With respect to humans, I refer only to the case of the cadaver of a young girl of 18 years that at the age of 3 years, from a stone hitting her left eye, had lost sight in her eye because it had become atrophied. The skull associated with the right parietal lobe showed a clear depression along the occipital margin of the bone. The corresponding cerebral mass was also depressed. On dissection of the brain, it was found that the left corpus striatum was swelled along its whole body when compared with the right one, thus from the point of its major elevation it was distant two lines from the septum lucidum, the other one, on the other hand, that is, the left one, was only half a line away. This was even more clear: the left optic thalamus was also more developed; there was almost no difference in the quadrigeminal eminence. In the dissection of the objects of the ventricles we found greater consistency in the left ones. Of the optic nerves, the left one, from the eye to the chiasm, was ash-colored and atrophied; behind the aja, the right one was smaller than the left one, but was not of a different color.

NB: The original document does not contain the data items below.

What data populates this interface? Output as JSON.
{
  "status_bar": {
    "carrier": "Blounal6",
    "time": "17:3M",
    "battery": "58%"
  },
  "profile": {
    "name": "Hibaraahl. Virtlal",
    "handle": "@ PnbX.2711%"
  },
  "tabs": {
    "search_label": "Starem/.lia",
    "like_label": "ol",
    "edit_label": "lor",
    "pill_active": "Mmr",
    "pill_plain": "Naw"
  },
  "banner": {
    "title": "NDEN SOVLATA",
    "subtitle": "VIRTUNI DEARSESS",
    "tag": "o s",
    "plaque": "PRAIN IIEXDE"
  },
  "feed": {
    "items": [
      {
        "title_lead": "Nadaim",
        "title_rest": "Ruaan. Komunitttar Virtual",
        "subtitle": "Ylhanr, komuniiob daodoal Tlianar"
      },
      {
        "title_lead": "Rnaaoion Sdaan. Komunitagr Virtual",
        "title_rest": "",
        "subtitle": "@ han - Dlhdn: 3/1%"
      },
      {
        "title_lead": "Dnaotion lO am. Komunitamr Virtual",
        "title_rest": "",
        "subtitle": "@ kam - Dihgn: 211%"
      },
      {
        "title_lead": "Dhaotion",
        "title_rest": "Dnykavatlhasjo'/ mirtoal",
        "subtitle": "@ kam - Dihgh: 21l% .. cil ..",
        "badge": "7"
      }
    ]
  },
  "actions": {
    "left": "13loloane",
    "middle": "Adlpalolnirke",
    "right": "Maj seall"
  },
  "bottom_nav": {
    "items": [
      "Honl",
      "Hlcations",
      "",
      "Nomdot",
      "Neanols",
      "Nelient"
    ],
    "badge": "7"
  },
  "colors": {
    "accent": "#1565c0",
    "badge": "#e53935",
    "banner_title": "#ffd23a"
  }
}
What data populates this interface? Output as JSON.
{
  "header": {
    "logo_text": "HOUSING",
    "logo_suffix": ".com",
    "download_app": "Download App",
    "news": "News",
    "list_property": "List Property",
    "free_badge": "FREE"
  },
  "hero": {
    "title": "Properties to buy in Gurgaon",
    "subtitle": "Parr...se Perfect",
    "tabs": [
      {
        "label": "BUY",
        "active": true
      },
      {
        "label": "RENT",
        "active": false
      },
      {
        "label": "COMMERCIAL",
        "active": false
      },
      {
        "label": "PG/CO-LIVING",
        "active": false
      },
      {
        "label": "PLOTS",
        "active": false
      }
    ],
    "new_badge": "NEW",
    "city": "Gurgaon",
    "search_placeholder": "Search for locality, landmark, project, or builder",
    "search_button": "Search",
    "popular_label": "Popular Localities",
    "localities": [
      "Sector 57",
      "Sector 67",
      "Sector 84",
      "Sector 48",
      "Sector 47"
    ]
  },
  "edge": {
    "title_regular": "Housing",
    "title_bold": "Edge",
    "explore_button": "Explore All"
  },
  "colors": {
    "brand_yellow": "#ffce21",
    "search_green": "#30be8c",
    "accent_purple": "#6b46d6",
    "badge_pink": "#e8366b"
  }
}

To confirm how much the integrity of the optic thalamus and of the corpus striatum influences the organs of sight, I refer to two important facts that I uncovered. A human with a hot temperament, 60 years old, one day while eating had a fainting episode from which he recovered quickly and was able to categorically answer questions presented to him: the entire right part of the body was in a state of paralysis with respect to both senses and motion: the pupil of the right eye was dilated and immobile, and the sight was almost all lost. Placed in bed, and despite attention and care, the morbid symptoms continued to worsen, his intelligence continued to decrease, after 12 [hours] the sick human was completely apoplectic with complete paralysis of sense and motion on the right side of his body; he died on the fourth day. As soon as the problem began, having noticed blindness of the right eye, I predicted that the hemorrhage had to be located in the left optic thalamus. In the dissection we could find almost no infection of the meninges, and of the surface of the brain, little fluid in the ventricles, and instead a lot of blood was in the thickness of the left thalamus.